16.06.2015 Wirtschaftsrecht

VwGH: Auslegung undeutlicher Ausschreibungsbestimmungen zu Lasten des Auftraggebers?

Ausschreibungsbestimmungen sind nach dem objektiven Erklärungswert für einen durchschnittlichen fachkundigen Bieter bei Anwendung der üblichen Sorgfalt auszulegen; in Zweifel sind Festlegungen in der Ausschreibung gesetzeskonform und sohin in Übereinstimmung mit den maßgeblichen Bestimmungen zu lesen


Schlagworte: Vergaberecht, Auslegung von Ausschreibungsbestimmungen
Gesetze:

 

§ 78 BVergG 2006, § 79 BVergG 2006, § 914 ABGB, § 915 ABGB, § 863 ABGB, § 52 AVG, §§ 320 ff BVergG 2006

 

GZ Ra 2015/04/0017, 18.03.2015

 

Die Revision bringt vor, das VwG habe die Unklarheitenregel des § 915 ABGB entgegen der Rsp des VwGH ausgelegt, welcher in stRsp judiziere, dass undeutliche Ausschreibungsbestimmungen zu Lasten des Auftraggebers auszulegen seien.

 

VwGH: Zu diesem Vorbringen ist klarzustellen, dass eine derartige Rsp des VwGH zur vergaberechtlichen Nachprüfung nicht besteht.

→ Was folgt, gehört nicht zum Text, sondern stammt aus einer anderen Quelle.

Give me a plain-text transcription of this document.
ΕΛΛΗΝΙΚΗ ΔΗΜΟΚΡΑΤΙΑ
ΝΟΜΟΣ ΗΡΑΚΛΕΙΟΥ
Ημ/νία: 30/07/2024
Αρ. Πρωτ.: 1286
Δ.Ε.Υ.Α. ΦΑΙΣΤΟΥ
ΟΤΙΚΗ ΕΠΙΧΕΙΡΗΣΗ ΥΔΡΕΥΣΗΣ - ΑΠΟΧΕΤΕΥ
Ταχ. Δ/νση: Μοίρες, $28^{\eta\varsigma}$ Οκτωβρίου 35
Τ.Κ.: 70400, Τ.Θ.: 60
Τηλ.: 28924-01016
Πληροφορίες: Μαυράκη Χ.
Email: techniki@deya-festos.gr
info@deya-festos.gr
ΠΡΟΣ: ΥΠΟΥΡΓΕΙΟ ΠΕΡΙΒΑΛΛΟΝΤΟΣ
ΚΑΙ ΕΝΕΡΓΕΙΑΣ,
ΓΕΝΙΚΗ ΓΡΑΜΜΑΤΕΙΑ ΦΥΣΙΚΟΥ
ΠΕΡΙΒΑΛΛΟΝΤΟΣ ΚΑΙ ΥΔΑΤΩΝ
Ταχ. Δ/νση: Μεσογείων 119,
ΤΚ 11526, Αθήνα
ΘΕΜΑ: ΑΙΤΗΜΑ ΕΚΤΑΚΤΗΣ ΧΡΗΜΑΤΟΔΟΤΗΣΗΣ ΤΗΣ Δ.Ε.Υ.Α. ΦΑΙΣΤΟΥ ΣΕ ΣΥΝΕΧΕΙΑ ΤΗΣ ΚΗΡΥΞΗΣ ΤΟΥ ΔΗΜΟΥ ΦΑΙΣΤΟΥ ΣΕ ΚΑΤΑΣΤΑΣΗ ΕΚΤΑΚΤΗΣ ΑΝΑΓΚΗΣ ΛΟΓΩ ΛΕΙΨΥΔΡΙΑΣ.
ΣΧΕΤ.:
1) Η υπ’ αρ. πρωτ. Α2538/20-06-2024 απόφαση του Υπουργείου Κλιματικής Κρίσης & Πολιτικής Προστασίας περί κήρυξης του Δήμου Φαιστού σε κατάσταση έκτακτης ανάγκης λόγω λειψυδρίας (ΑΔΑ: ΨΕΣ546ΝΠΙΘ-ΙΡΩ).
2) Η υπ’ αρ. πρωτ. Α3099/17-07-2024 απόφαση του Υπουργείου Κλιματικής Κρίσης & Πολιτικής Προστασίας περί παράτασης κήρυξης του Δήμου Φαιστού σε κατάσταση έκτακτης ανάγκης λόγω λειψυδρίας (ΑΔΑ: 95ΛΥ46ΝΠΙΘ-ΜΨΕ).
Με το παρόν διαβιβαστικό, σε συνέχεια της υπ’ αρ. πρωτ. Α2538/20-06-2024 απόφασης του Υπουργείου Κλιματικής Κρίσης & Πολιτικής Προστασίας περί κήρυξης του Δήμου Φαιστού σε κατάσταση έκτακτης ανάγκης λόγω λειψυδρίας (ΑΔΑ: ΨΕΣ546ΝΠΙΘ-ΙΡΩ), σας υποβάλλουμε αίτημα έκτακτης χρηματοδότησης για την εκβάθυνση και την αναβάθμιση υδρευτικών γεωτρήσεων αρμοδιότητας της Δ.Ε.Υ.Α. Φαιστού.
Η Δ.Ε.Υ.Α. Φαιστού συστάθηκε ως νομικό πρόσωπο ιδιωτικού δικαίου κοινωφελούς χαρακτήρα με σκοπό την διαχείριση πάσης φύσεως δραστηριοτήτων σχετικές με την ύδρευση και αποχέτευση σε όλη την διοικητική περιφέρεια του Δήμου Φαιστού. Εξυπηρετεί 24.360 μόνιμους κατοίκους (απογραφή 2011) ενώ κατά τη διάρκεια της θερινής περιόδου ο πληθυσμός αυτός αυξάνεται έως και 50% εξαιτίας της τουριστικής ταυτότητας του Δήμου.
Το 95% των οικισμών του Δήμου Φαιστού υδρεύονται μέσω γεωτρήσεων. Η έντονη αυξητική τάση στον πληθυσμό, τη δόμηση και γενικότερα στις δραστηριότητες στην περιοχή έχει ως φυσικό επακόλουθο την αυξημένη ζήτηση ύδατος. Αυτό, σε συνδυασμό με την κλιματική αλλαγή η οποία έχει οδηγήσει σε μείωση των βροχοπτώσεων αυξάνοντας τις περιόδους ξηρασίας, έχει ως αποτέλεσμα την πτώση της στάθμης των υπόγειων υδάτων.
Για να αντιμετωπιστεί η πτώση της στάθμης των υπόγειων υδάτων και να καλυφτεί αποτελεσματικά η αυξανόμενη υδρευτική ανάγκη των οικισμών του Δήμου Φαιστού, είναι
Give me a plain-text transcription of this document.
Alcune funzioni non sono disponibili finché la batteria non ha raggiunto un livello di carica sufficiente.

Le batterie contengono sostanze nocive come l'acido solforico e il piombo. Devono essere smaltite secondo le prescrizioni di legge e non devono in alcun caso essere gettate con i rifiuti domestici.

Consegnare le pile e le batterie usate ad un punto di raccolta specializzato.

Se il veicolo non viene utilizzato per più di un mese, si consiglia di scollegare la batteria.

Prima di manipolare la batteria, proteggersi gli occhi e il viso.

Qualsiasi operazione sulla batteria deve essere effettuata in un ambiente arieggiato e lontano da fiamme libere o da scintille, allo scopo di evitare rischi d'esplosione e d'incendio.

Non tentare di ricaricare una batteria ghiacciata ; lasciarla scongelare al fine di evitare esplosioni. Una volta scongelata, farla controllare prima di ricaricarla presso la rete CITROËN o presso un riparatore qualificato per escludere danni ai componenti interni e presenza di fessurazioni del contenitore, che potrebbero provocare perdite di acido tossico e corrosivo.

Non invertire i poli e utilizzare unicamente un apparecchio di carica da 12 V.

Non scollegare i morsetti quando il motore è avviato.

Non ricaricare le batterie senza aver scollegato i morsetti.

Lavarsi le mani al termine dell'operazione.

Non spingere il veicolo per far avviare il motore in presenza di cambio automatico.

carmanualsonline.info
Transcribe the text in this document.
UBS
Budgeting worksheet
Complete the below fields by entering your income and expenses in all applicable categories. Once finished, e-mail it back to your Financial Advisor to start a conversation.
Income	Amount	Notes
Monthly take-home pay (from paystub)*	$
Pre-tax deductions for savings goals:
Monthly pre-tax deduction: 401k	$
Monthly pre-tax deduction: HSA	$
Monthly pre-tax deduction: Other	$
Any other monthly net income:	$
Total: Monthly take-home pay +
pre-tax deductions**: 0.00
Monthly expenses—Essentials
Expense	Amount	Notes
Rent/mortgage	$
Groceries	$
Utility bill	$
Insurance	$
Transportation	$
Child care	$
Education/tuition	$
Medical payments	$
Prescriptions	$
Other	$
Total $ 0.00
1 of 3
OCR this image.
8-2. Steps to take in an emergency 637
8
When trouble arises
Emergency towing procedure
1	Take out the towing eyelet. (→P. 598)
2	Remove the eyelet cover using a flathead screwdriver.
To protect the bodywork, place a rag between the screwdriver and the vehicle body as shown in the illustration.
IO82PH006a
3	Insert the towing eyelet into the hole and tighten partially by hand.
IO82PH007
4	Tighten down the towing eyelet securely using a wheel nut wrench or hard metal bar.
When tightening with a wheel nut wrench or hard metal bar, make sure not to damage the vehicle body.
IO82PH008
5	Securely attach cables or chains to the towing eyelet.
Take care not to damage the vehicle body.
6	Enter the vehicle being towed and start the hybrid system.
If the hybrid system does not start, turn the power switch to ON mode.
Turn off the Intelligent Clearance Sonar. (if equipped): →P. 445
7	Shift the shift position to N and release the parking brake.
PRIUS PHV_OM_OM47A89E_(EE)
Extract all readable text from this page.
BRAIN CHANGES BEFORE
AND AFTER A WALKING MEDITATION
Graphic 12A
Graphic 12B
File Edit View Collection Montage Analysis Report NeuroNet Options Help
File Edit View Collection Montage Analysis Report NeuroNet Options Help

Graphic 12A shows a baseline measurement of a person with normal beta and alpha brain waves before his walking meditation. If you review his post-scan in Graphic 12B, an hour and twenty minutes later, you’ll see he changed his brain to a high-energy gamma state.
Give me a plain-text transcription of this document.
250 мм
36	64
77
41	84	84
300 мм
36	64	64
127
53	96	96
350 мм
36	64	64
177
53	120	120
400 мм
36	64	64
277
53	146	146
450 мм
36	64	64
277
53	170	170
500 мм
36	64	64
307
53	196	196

Vielmehr hat der VwGH festgehalten, dass Ausschreibungsbestimmungen nach dem objektiven Erklärungswert für einen durchschnittlichen fachkundigen Bieter bei Anwendung der üblichen Sorgfalt auszulegen sind. In Zweifel sind Festlegungen in der Ausschreibung gesetzeskonform und sohin in Übereinstimmung mit den maßgeblichen Bestimmungen zu lesen. Auf den vermuteten Sinn und Zweck der Ausschreibungsbestimmungen kommt es nicht an. Maßgeblich ist vielmehr der objektive Erklärungswert der Ausschreibungsbestimmungen. Lässt sich der Inhalt eines Begriffes aus dem allgemeinen Sprachgebrauch bzw unter Heranziehung der gesamten Ausschreibungsunterlagen nicht eindeutig ermitteln, so kann für die Klärung, welche Bedeutung eine Ausschreibungsbestimmung für einen durchschnittlich fachkundigen Bieter hat, auch die Beiziehung eines Sachverständigen erforderlich sein.